Bonjour les collègues,
Je fais un dépannage de quelques semaines avec un petit loulou.
les PE ont choisi de fournir les repas.
Chaque jour quand j'ouvre le petit tupperware, je constate avec dépit que les PE se sont juste contentés de transvaser un petit pot du commerce dedans.
Sûrement pour se donner bonne conscience ou me faire croire que c'est du fait-maison... Mais l'aspect et l'odeur ne trompe pas.
Autant m'apporter le petit pot direct... ça évitera la vaisselle 😂


----------



## booboo (2 Septembre 2022)

Bonjour, 
franchement vu ce que un de mes petits a dans sa gamelle souvent, il serait plus content de manger un petit pot du commerce....
Après, quel intérêt de transvaser, c’est toujours un mystère  (ça ferait moins de vaisselle c'est ballot ... ) .


----------



## Capri95 (2 Septembre 2022)

Bonjour !
Vous n'avez rien compris les filles c'est plus classe ! que de fournir le pot du commerce directement.
J'ai une maman qui me donne des pots du commerce, le petit n'apprécie pas mais pas du tout !
Je lui signale en disant que peut-être elle pourrait faire une purée de pomme de terre avec un blanc de poulet finement coupé ( un truc bateau )
Elle me dit "oui c'est une bonne idée, je vous l'apporte demain"
Eh bien j'aurai mieux fait de me taire ! le lendemain un vrai carnage 
J'ouvre le sac pour récupérer le repas et là "oh my good"
1) de la purée en sachet en flocon
2) un blanc de poulet cru
Je lui laisse directement un sms stipulant que de 1 je ne sais pas utilisé de la purée en flocon,( jamais fait de ma vie) n'ayant pas le mode d'emploi sous la main de plus c'était à elle de la faire ! et de 2 que le poulet il fallait qu'elle le cuise.
Elle me répond que pour un sachet il faut utiliser de l'eau et du lait mais qu'elle sait pas les quantités..
Bref ça me gave ! j'ai fait une purée maison pomme de terre - aubergine avec la quantité de viande recommandé pour un petit de son âge.
Je lui ai dit " je m'occupe du repas cette fois-ci et donc il vous sera facturé"
Elle "oui se serait gentille de votre part"
C'était la veille des vacances.. retour des congés et bien sur les petits pots du commerce sont de retour, comme si de rien n'était.
Je n'en parle plus, ça me gave je fais aussi comme si nous n'avions pas eu cette discussion, pas chance pour se petit bonhomme.


----------



## Catie6432 (2 Septembre 2022)

Et comme beaucoup de parents mangent eux aussi quotidiennement des aliments transformés (plat tout fait à réchauffer) ... pas étonnant qu'ils n'aient même pas l'idée de cuire des aliments pour leurs enfants.
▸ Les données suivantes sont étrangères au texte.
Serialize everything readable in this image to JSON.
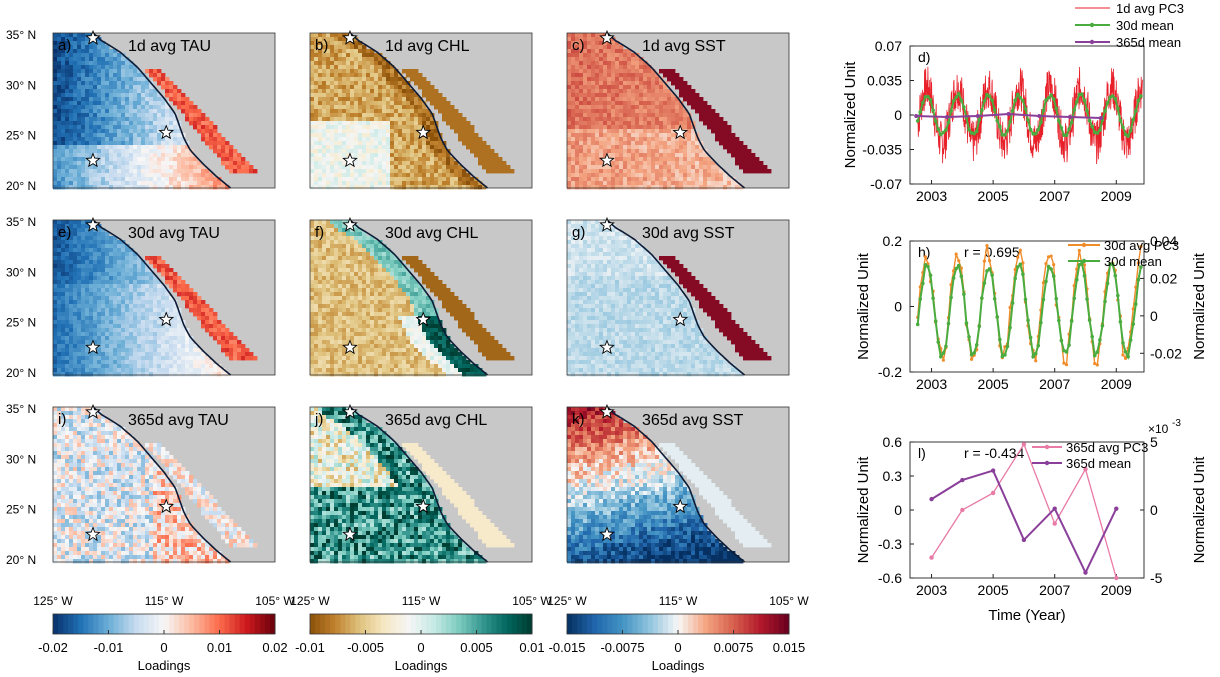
{
  "colors": {
    "land": "#c8c8c8",
    "coast": "#0d1b36",
    "series_red": "#e8202a",
    "series_green": "#4aab3f",
    "series_purple": "#8a3f9a",
    "series_orange": "#f08c2a",
    "series_pink": "#e87aa5",
    "tau_cmap": [
      "#08306b",
      "#2171b5",
      "#6baed6",
      "#c6dbef",
      "#f7f7f7",
      "#fcbba1",
      "#fb6a4a",
      "#cb181d",
      "#67000d"
    ],
    "chl_cmap": [
      "#8c510a",
      "#bf812d",
      "#dfc27d",
      "#f6e8c3",
      "#f5f5f5",
      "#c7eae5",
      "#80cdc1",
      "#35978f",
      "#01665e",
      "#003c30"
    ],
    "sst_cmap": [
      "#053061",
      "#2166ac",
      "#4393c3",
      "#92c5de",
      "#f7f7f7",
      "#f4a582",
      "#d6604d",
      "#b2182b",
      "#67001f"
    ]
  },
  "maps": {
    "lat_ticks": [
      "35° N",
      "30° N",
      "25° N",
      "20° N"
    ],
    "lon_ticks": [
      "125° W",
      "115° W",
      "105° W"
    ],
    "panels": [
      {
        "label": "a)",
        "title": "1d avg TAU",
        "var": "tau",
        "scale": "1d"
      },
      {
        "label": "b)",
        "title": "1d avg CHL",
        "var": "chl",
        "scale": "1d"
      },
      {
        "label": "c)",
        "title": "1d avg SST",
        "var": "sst",
        "scale": "1d"
      },
      {
        "label": "e)",
        "title": "30d avg TAU",
        "var": "tau",
        "scale": "30d"
      },
      {
        "label": "f)",
        "title": "30d avg CHL",
        "var": "chl",
        "scale": "30d"
      },
      {
        "label": "g)",
        "title": "30d avg SST",
        "var": "sst",
        "scale": "30d"
      },
      {
        "label": "i)",
        "title": "365d avg TAU",
        "var": "tau",
        "scale": "365d"
      },
      {
        "label": "j)",
        "title": "365d avg CHL",
        "var": "chl",
        "scale": "365d"
      },
      {
        "label": "k)",
        "title": "365d avg SST",
        "var": "sst",
        "scale": "365d"
      }
    ]
  },
  "colorbars": [
    {
      "ticks": [
        "-0.02",
        "-0.01",
        "0",
        "0.01",
        "0.02"
      ],
      "label": "Loadings"
    },
    {
      "ticks": [
        "-0.01",
        "-0.005",
        "0",
        "0.005",
        "0.01"
      ],
      "label": "Loadings"
    },
    {
      "ticks": [
        "-0.015",
        "-0.0075",
        "0",
        "0.0075",
        "0.015"
      ],
      "label": "Loadings"
    }
  ],
  "chart_data": [
    {
      "type": "line",
      "panel": "d)",
      "ylabel": "Normalized Unit",
      "ylim": [
        -0.07,
        0.07
      ],
      "yticks": [
        "0.07",
        "0.035",
        "0",
        "-0.035",
        "-0.07"
      ],
      "xlim": [
        2002.3,
        2009.9
      ],
      "xticks": [
        "2003",
        "2005",
        "2007",
        "2009"
      ],
      "legend": [
        "1d avg PC3",
        "30d mean",
        "365d mean"
      ],
      "series": [
        {
          "name": "1d avg PC3",
          "kind": "daily_noise",
          "amplitude": 0.028,
          "noise": 0.022
        },
        {
          "name": "30d mean",
          "kind": "monthly",
          "amplitude": 0.02
        },
        {
          "name": "365d mean",
          "kind": "annual",
          "x": [
            2002.5,
            2003.5,
            2004.5,
            2005.5,
            2006.5,
            2007.5,
            2008.5
          ],
          "values": [
            -0.001,
            -0.002,
            -0.001,
            0.001,
            -0.001,
            -0.002,
            -0.003
          ]
        }
      ]
    },
    {
      "type": "line",
      "panel": "h)",
      "annotation": "r = 0.695",
      "ylabel_left": "Normalized Unit",
      "ylabel_right": "Normalized Unit",
      "ylim_left": [
        -0.2,
        0.2
      ],
      "yticks_left": [
        "0.2",
        "0",
        "-0.2"
      ],
      "ylim_right": [
        -0.03,
        0.04
      ],
      "yticks_right": [
        "0.04",
        "0.02",
        "0",
        "-0.02"
      ],
      "xlim": [
        2002.3,
        2009.9
      ],
      "xticks": [
        "2003",
        "2005",
        "2007",
        "2009"
      ],
      "legend": [
        "30d avg PC3",
        "30d mean"
      ],
      "series": [
        {
          "name": "30d avg PC3",
          "kind": "monthly",
          "amplitude": 0.16
        },
        {
          "name": "30d mean",
          "kind": "monthly",
          "amplitude": 0.024
        }
      ]
    },
    {
      "type": "line",
      "panel": "l)",
      "annotation": "r = -0.434",
      "exponent_label": "×10",
      "exponent": "-3",
      "ylabel_left": "Normalized Unit",
      "ylabel_right": "Normalized Unit",
      "xlabel": "Time (Year)",
      "ylim_left": [
        -0.6,
        0.6
      ],
      "yticks_left": [
        "0.6",
        "0.3",
        "0",
        "-0.3",
        "-0.6"
      ],
      "ylim_right": [
        -5,
        5
      ],
      "yticks_right": [
        "5",
        "0",
        "-5"
      ],
      "xlim": [
        2002.3,
        2009.9
      ],
      "xticks": [
        "2003",
        "2005",
        "2007",
        "2009"
      ],
      "legend": [
        "365d avg PC3",
        "365d mean"
      ],
      "x": [
        2003,
        2004,
        2005,
        2006,
        2007,
        2008,
        2009
      ],
      "series": [
        {
          "name": "365d avg PC3",
          "axis": "left",
          "values": [
            -0.42,
            0.0,
            0.15,
            0.58,
            -0.12,
            0.36,
            -0.6
          ]
        },
        {
          "name": "365d mean",
          "axis": "right",
          "values": [
            0.8,
            2.2,
            2.9,
            -2.2,
            0.1,
            -4.6,
            0.1
          ]
        }
      ]
    }
  ]
}
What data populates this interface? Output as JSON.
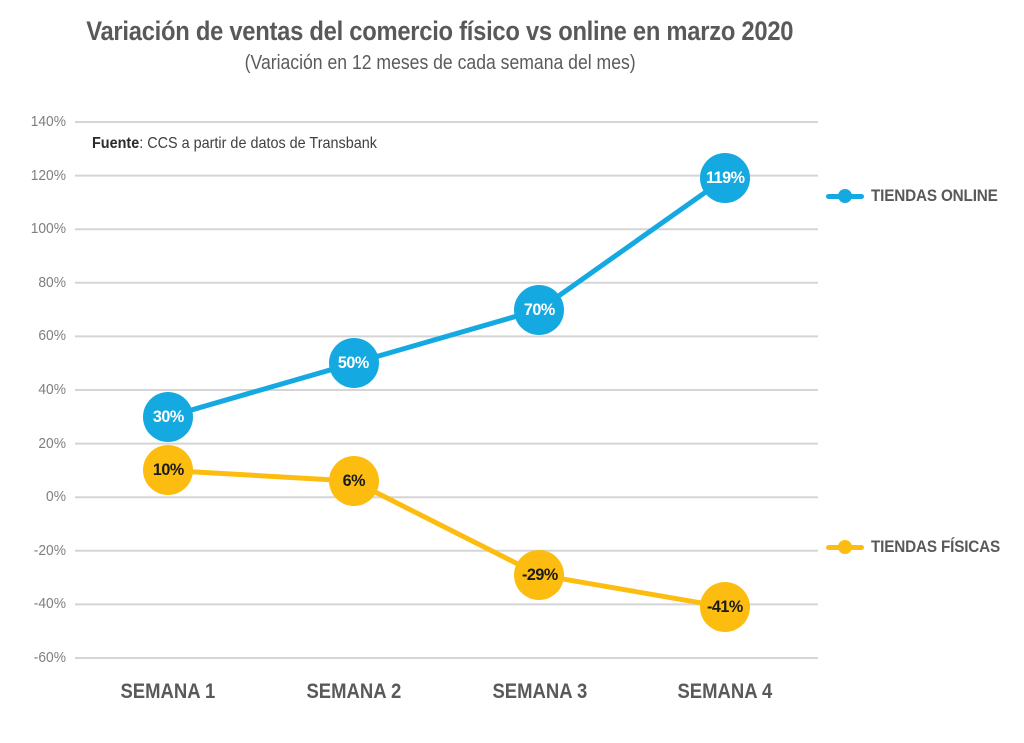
{
  "header": {
    "title": "Variación de ventas del comercio físico vs online en marzo 2020",
    "subtitle": "(Variación en 12 meses de cada semana del mes)"
  },
  "source": {
    "label": "Fuente",
    "text": ": CCS a partir de datos de Transbank"
  },
  "colors": {
    "online": "#15A9E2",
    "fisicas": "#FDBD10",
    "grid": "#D5D5D5",
    "axis_text": "#7F7F7F",
    "heading_text": "#58595B"
  },
  "chart_data": {
    "type": "line",
    "title": "Variación de ventas del comercio físico vs online en marzo 2020",
    "subtitle": "(Variación en 12 meses de cada semana del mes)",
    "categories": [
      "SEMANA 1",
      "SEMANA 2",
      "SEMANA 3",
      "SEMANA 4"
    ],
    "series": [
      {
        "name": "TIENDAS ONLINE",
        "values": [
          30,
          50,
          70,
          119
        ],
        "color": "#15A9E2",
        "label_color": "#FFFFFF"
      },
      {
        "name": "TIENDAS FÍSICAS",
        "values": [
          10,
          6,
          -29,
          -41
        ],
        "color": "#FDBD10",
        "label_color": "#1A1A1A"
      }
    ],
    "ylim": [
      -60,
      140
    ],
    "ytick_step": 20,
    "ytick_suffix": "%",
    "grid": true,
    "legend_position": "right"
  }
}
Et que pour certains ils n'aient aucune notion d'équilibre nutritionnel. Je prépare les déjeuner pour mes accueillis. Un d'entre eux (2 ans en août) mange de bon appétit, du lisse, des morceaux, bref, ce que je lui propose. Chez lui, impossible de lui faire manger des morceaux. Son papa m'en parle il y a quelques jours : "comment faites vous ?" Et bien rien de spécial en fait. "Mais chez nous, on y arrive pas !" Et soudain, il me regarde et me dit sérieusement : ha mais si chez nous aussi il mange des morceaux. Il adore les biscuits apéritifs, vous savez les belin ? Bon ... D'accord, d'accord ... 🥴😁


----------



## Chantou1 (2 Septembre 2022)

De + en + d’enfants mangent des petits pots. Il y a même une collègue qui a eu un entretien en juin avec un Bébé de 7 mois qui avait du coca dans son bib au goûter.


----------



## angèle1982 (2 Septembre 2022)

Ici depuis 5 ans environ ce sont les PE qui apportent pourtant je ne prends que 3.50 euros repas et goûter donc c'est leur choix pas le mien je le précise ici !!! et bien à part une petite qui n'avait pas toujours des repas équilibrés et bien çà peut aller les PE apportent des plats qu'ils cuisinent ... par le passé j'ai eu aussi des raviolis et des knackis les parents adorent donner cela à leur enfant je trouve que c'est trop souvent la même chose bref je m'en fous ROYALEMENT !


----------



## nounoucat1 (2 Septembre 2022)

C'est bien pour ça qu'en cas de difficulté alimentaire chez un petit .il faut connaître les habitudes de la famille


----------



## nounoucat1 (2 Septembre 2022)

Mon dernier accueilli avait des plats préparés par papa très appétissants et cuisinés maison . Son plat préféré pour un petit de 2ans était le pot au feu .


----------



## assmatzam (2 Septembre 2022)

Chantou j'étais en train de manger en même temps que je lisais ta réponse 
Ma mâchoire c'est arrêter net de mastiquer en lisant 

Du coca dans le biberon 🍼 ???????? 

Non mais ils sont pas sérieux ces parents ?


----------



## Chantou1 (2 Septembre 2022)

Et ce bébé qu’elle a depuis fin août complètement en décalé au niveau TOUT.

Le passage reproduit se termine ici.